MetInfo CMS — all of the following versions are vulnerable:

  • Version 7.9
  • Version 8.0
  • Version 8.1

    • Organizations should verify their MetInfo deployment version immediately. The CMS typically displays version information in the admin panel or within generated HTML comments; if you cannot confirm you're running a patched version, assume vulnerability.


    ## Mitigations


    ### Immediate Actions (Priority 1)

    Upgrade immediately to the latest patched version released by MetInfo. The vendor has released security updates addressing CVE-2026-29014. Apply the patch to all MetInfo installations without delay. If your hosting provider or CMS management service maintains MetInfo, contact them to confirm patch status.


    If you cannot patch immediately, implement compensating controls:

  • Restrict network access to MetInfo admin and upload directories using firewall rules or network ACLs
  • Block direct HTTP/HTTPS access to the vulnerable upload endpoint if it can be identified
  • Enable Web Application Firewall (WAF) rules to detect and block malicious PHP code injection payloads (signature-based detection of PHP functions like system(), exec(), passthru())
  • Move upload directories outside the web root if the CMS architecture permits

    • ### Investigation and Forensics (Priority 2)

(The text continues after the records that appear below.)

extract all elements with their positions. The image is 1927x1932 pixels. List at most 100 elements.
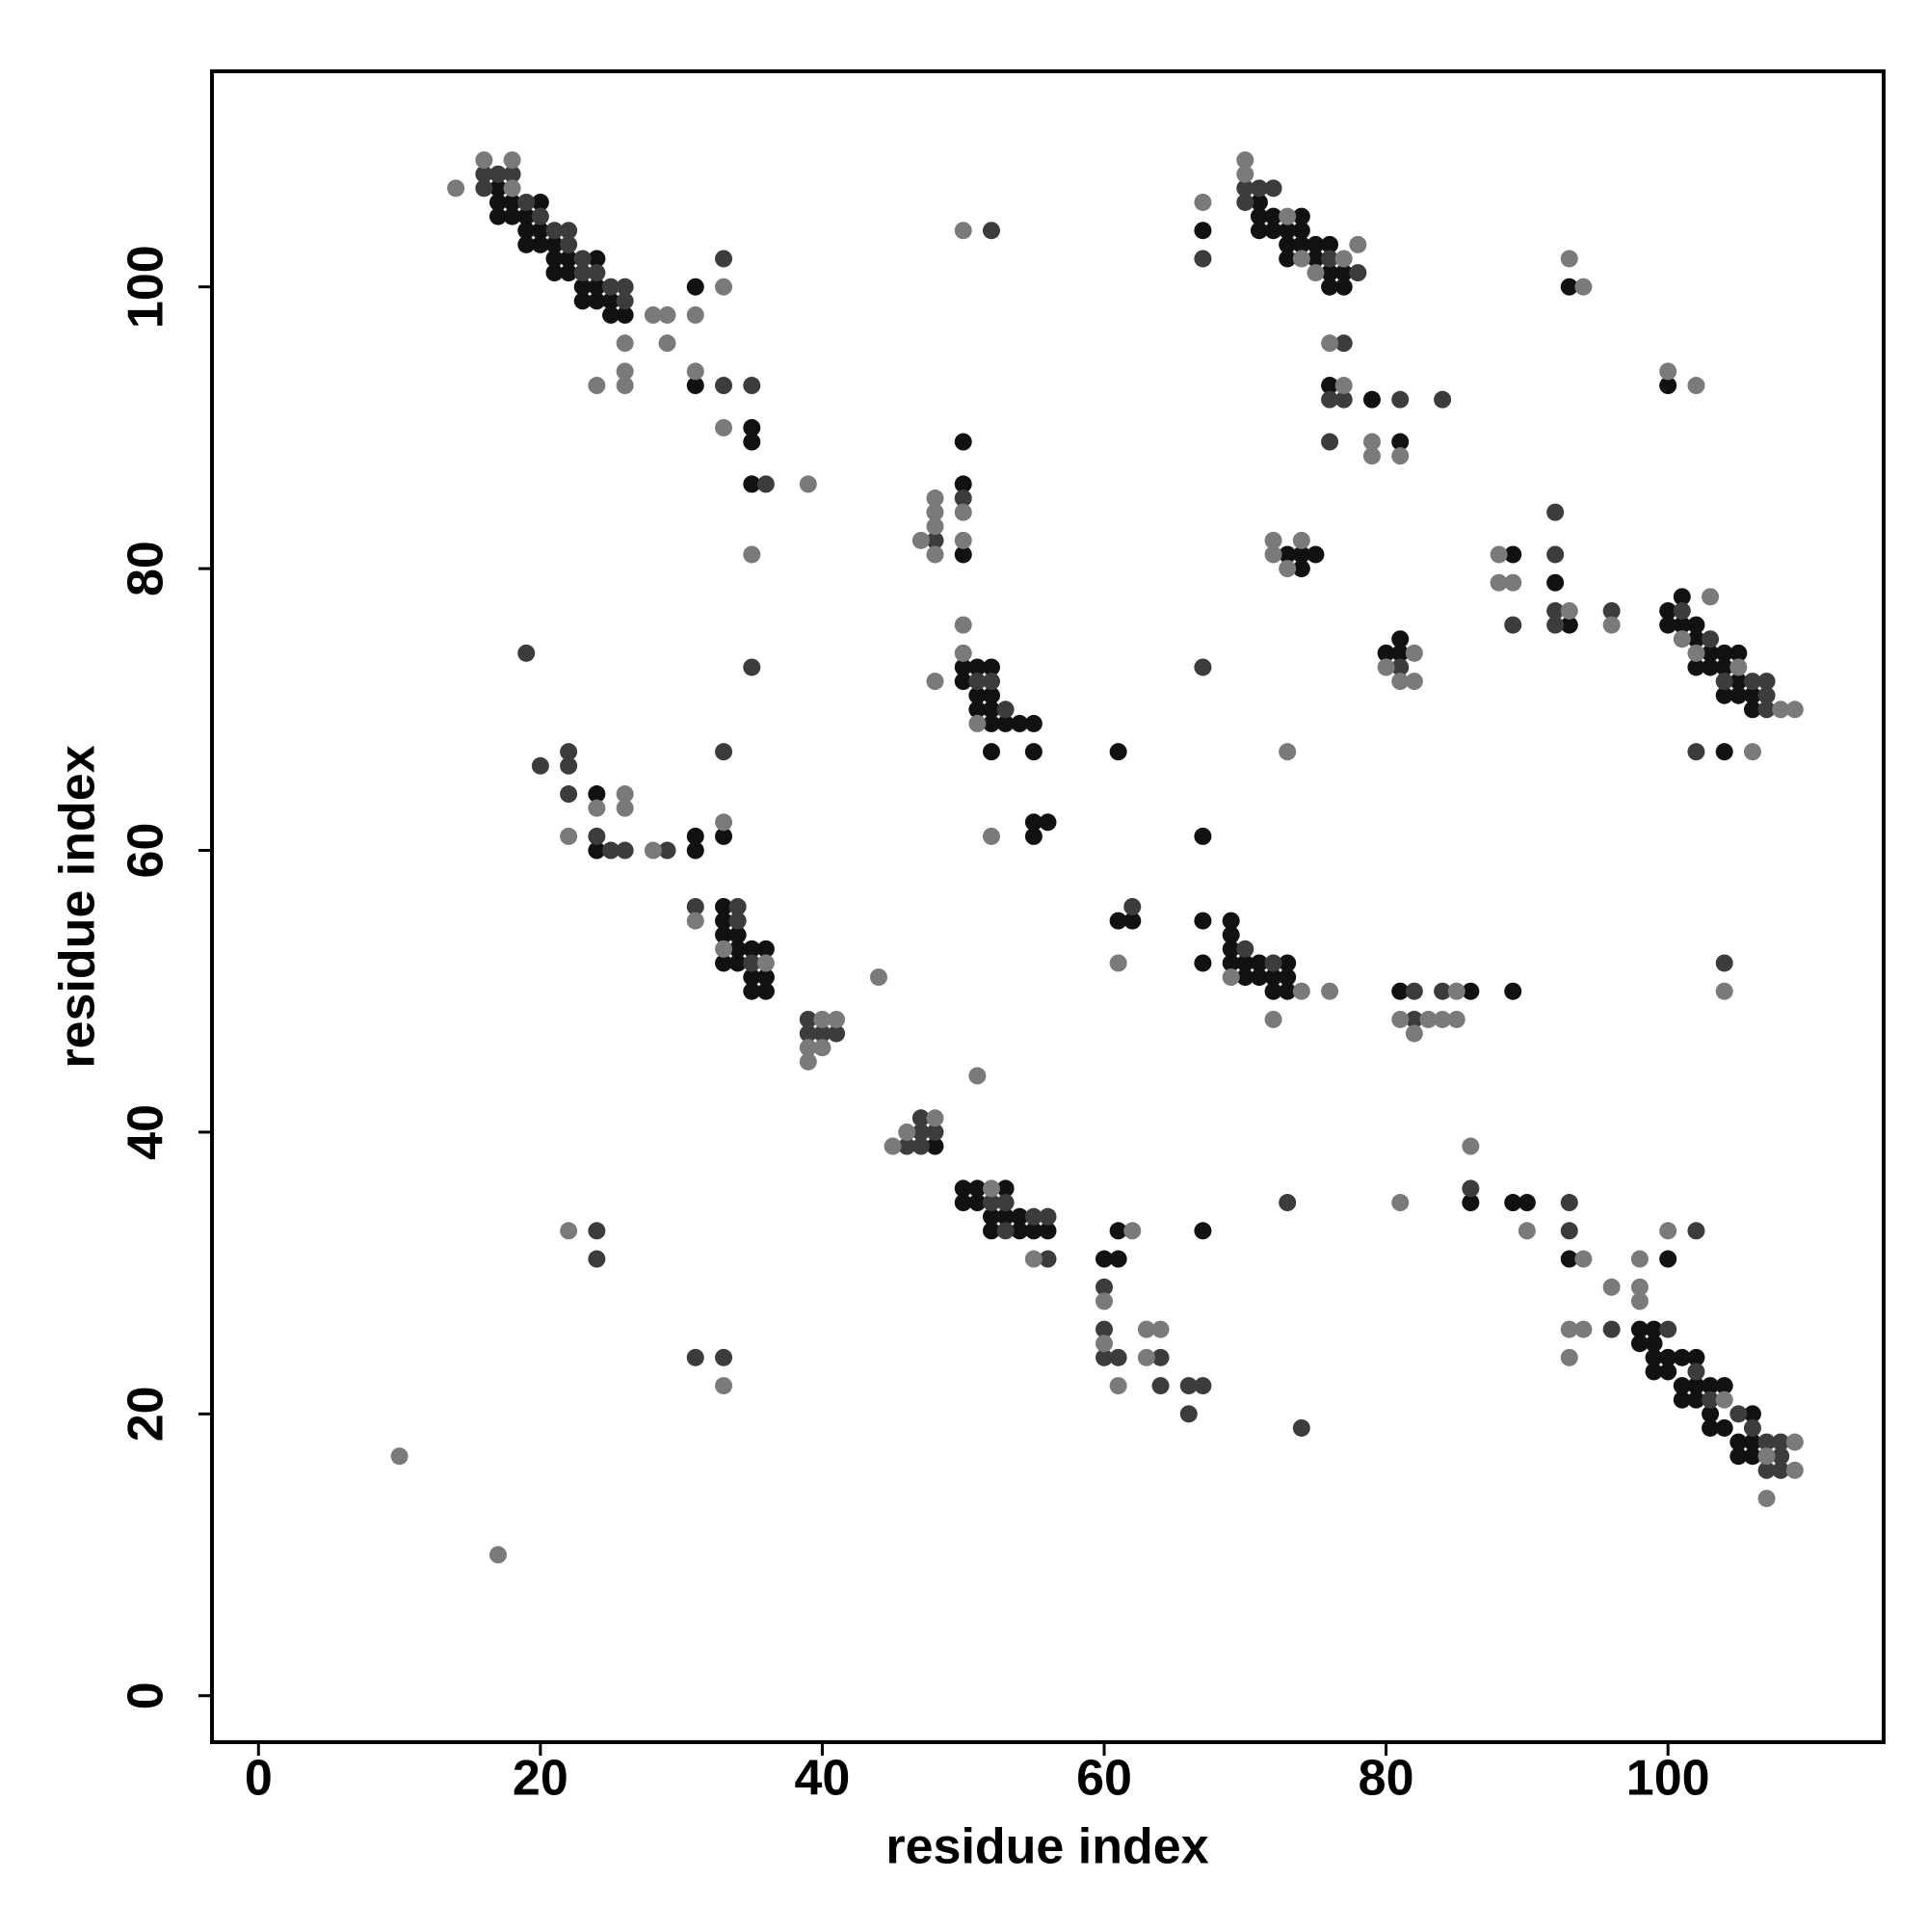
point xyxy=(926,1109,944,1127)
point xyxy=(1602,1278,1621,1296)
point xyxy=(616,799,634,817)
point xyxy=(996,1179,1015,1198)
point xyxy=(588,377,606,395)
point xyxy=(488,193,507,211)
point xyxy=(1546,573,1565,592)
point xyxy=(1024,714,1043,732)
point xyxy=(1659,1222,1677,1240)
point xyxy=(1715,686,1733,704)
point xyxy=(1109,743,1127,761)
point xyxy=(1250,179,1268,198)
point xyxy=(715,813,733,832)
point xyxy=(602,841,620,860)
point xyxy=(1659,616,1677,634)
point xyxy=(1292,531,1310,549)
point xyxy=(1194,250,1212,268)
point xyxy=(1602,1320,1621,1338)
point xyxy=(954,1194,972,1212)
point xyxy=(982,673,1000,691)
point xyxy=(1743,673,1761,691)
y-tick-label: 0 xyxy=(119,1681,174,1709)
point xyxy=(968,701,987,719)
point xyxy=(828,1010,846,1028)
point xyxy=(1109,912,1127,930)
point xyxy=(982,686,1000,704)
point xyxy=(1279,954,1297,972)
point xyxy=(686,278,704,296)
point xyxy=(1702,1390,1720,1409)
point xyxy=(1462,1194,1480,1212)
point xyxy=(1630,1335,1649,1353)
point xyxy=(1264,982,1282,1000)
point xyxy=(560,235,578,253)
point xyxy=(1236,954,1254,972)
point xyxy=(1292,222,1310,240)
point xyxy=(616,278,634,296)
point xyxy=(715,743,733,761)
point xyxy=(1659,1250,1677,1268)
point xyxy=(1250,954,1268,972)
point xyxy=(954,644,972,662)
point xyxy=(488,1546,507,1564)
point xyxy=(531,756,549,775)
point xyxy=(560,250,578,268)
point xyxy=(1024,1250,1043,1268)
point xyxy=(1279,207,1297,225)
point xyxy=(1630,1292,1649,1310)
point xyxy=(1292,250,1310,268)
point xyxy=(1574,1320,1593,1338)
point xyxy=(884,1137,902,1155)
point xyxy=(1151,1377,1170,1395)
point xyxy=(1772,701,1790,719)
point xyxy=(1659,1363,1677,1381)
point xyxy=(715,1377,733,1395)
point xyxy=(1377,658,1395,676)
point xyxy=(1109,1348,1127,1366)
point xyxy=(1391,630,1410,648)
point xyxy=(1560,250,1578,268)
point xyxy=(1715,658,1733,676)
point xyxy=(1702,1377,1720,1395)
point xyxy=(1151,1348,1170,1366)
point xyxy=(686,841,704,860)
point xyxy=(743,418,761,437)
point xyxy=(1279,968,1297,987)
point xyxy=(1024,1207,1043,1226)
point xyxy=(898,1123,916,1141)
point xyxy=(1715,1377,1733,1395)
point xyxy=(954,475,972,493)
point xyxy=(1419,1010,1438,1028)
point xyxy=(588,827,606,845)
point xyxy=(1279,545,1297,564)
point xyxy=(1179,1405,1198,1423)
point xyxy=(573,292,592,310)
point xyxy=(1560,616,1578,634)
point xyxy=(1292,1418,1310,1437)
point xyxy=(686,362,704,381)
point xyxy=(560,1222,578,1240)
point xyxy=(982,1179,1000,1198)
point xyxy=(1560,278,1578,296)
point xyxy=(1560,1348,1578,1366)
point xyxy=(588,250,606,268)
point xyxy=(1391,673,1410,691)
point xyxy=(1405,1010,1423,1028)
point xyxy=(588,264,606,282)
point xyxy=(1645,1348,1663,1366)
point xyxy=(1687,630,1705,648)
point xyxy=(588,841,606,860)
point xyxy=(1715,743,1733,761)
plot-frame xyxy=(210,69,1886,1744)
point xyxy=(1292,207,1310,225)
point xyxy=(1307,250,1325,268)
point xyxy=(1391,390,1410,409)
point xyxy=(1687,743,1705,761)
point xyxy=(982,827,1000,845)
point xyxy=(1279,1194,1297,1212)
point xyxy=(475,179,493,198)
point xyxy=(926,1123,944,1141)
point xyxy=(644,841,662,860)
point xyxy=(1702,1418,1720,1437)
point xyxy=(813,1039,832,1057)
point xyxy=(715,912,733,930)
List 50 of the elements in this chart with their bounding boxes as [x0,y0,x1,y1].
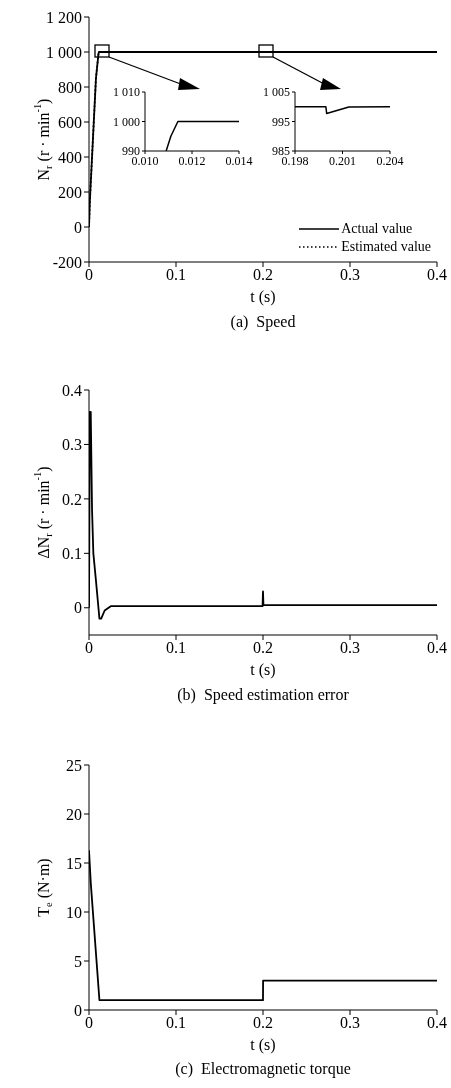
x-axis-title: t (s) [250,1036,276,1054]
text: (b) Speed estimation error [176,686,350,704]
y-tick-label: 0 [74,599,82,617]
text: (a) Speed [229,313,297,331]
x-tick-label: 0.3 [340,1014,360,1032]
y-tick-label: 1 000 [46,43,82,61]
x-tick-label: 0.2 [253,1014,273,1032]
y-tick-label: 15 [66,854,82,872]
y-tick-label: 0.1 [62,545,82,563]
x-tick-label: 0.2 [253,266,273,284]
y-tick-label: 400 [58,148,82,166]
x-tick-label: 0.204 [376,153,404,168]
x-tick-label: 0 [85,639,93,657]
y-tick-label: 995 [272,114,290,129]
y-tick-label: 200 [58,183,82,201]
y-tick-label: 20 [66,805,82,823]
y-tick-label: 0.4 [62,381,82,399]
y-tick-label: 1 005 [263,85,290,100]
x-axis-title: t (s) [250,288,276,306]
y-tick-label: 5 [74,952,82,970]
x-tick-label: 0.3 [340,266,360,284]
text: (c) Electromagnetic torque [174,1060,352,1078]
x-tick-label: 0.1 [166,639,186,657]
x-tick-label: 0 [85,266,93,284]
y-tick-label: 600 [58,113,82,131]
x-tick-label: 0.4 [427,266,447,284]
x-tick-label: 0.1 [166,266,186,284]
y-tick-label: 1 200 [46,8,82,26]
legend-label: Estimated value [341,238,431,256]
x-axis-title: t (s) [250,661,276,679]
x-tick-label: 0 [85,1014,93,1032]
y-tick-label: 25 [66,756,82,774]
x-tick-label: 0.012 [178,153,206,168]
y-tick-label: 0 [74,1001,82,1019]
y-tick-label: 800 [58,78,82,96]
y-tick-label: 1 000 [113,114,140,129]
legend-label: Actual value [341,220,413,238]
y-tick-label: 1 010 [113,85,140,100]
y-tick-label: 10 [66,903,82,921]
x-tick-label: 0.2 [253,639,273,657]
y-tick-label: 0 [74,218,82,236]
x-tick-label: 0.1 [166,1014,186,1032]
x-tick-label: 0.014 [225,153,253,168]
y-tick-label: 0.2 [62,490,82,508]
x-tick-label: 0.4 [427,639,447,657]
y-tick-label: -200 [52,253,82,271]
x-tick-label: 0.4 [427,1014,447,1032]
y-tick-label: 0.3 [62,436,82,454]
x-tick-label: 0.3 [340,639,360,657]
x-tick-label: 0.201 [329,153,356,168]
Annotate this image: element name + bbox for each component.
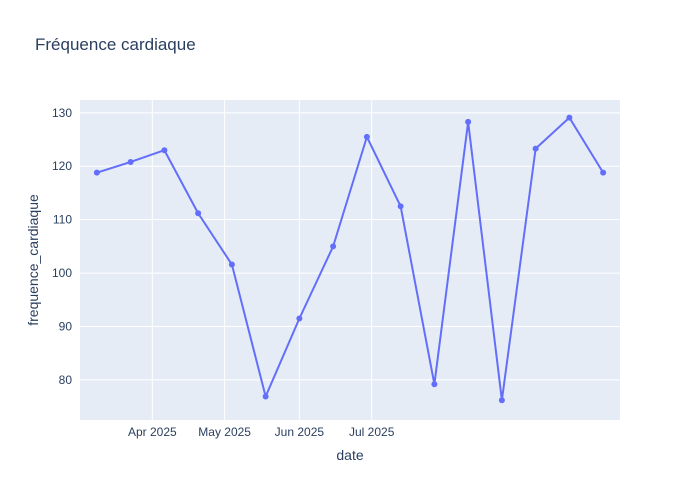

  • Review web server access logs for requests to upload directories or file handling endpoints, looking for POST requests with suspicious parameters or unusually large payloads
  • Check for unexpected files or directories created in the CMS installation folder or upload directories—attackers often leave backdoors
  • Examine database audit logs (if available) for modifications to content, admin users, or configuration settings
  • Search for suspicious recently-modified PHP files with obfuscated or encoded content
  • Scan the filesystem with antivirus or file integrity monitoring tools for web shells or malicious scripts

    • ### Longer-term Hardening (Priority 3)

  • Implement principle of least privilege: configure the web server process to run as a non-root user with minimal filesystem permissions
  • Disable PHP execution in upload directories using web server configuration (e.g., .htaccess for Apache, nginx.conf directives)
  • Enable PHP security settings: disable exec(), system(), and other dangerous functions via php.ini disable_functions directive
  • Implement file integrity monitoring to detect unauthorized changes to CMS files
  • Enable detailed security logging and centralized log aggregation for audit trails
  • Consider a Web Application Firewall (WAF) as a defensive layer for future vulnerabilities

    • ### Deployment Checklist

  • [ ] Verify current MetInfo version across all production instances
  • [ ] Back up all CMS data and databases before applying patches
  • [ ] Test patches in a staging environment before production deployment
  • [ ] Apply patches to all vulnerable instances
  • [ ] Verify successful upgrade and test CMS functionality post-patch
  • [ ] Review logs for signs of exploitation attempts
  • [ ] Scan for backdoors or unauthorized files
  • [ ] Update security monitoring to alert on suspicious PHP uploads

    • ## References


  • MetInfo Official Security Advisory: Check [metinfo.cn](https://metinfo.cn) for vendor updates and patch availability
  • VulnCheck Research Report: Available at vulncheck.com for detailed technical analysis and exploitation timeline
  • National Vulnerability Database (NVD): [CVE-2026-29014](https://nvd.nist.gov) for CVSS scoring and metadata
  • OWASP Code Injection Prevention: [owasp.org](https://owasp.org) guidance on secure input validation

    • ---


    Bottom line: This is a critical, actively exploited vulnerability affecting a real-world CMS platform. If you operate MetInfo, treat this as a security incident requiring immediate response. Patching is non-negotiable; compensating controls buy time if patching is delayed, but they are not substitutes for patching. The window for undetected exploitation closes as more organizations detect and publicize the attack patterns—act now.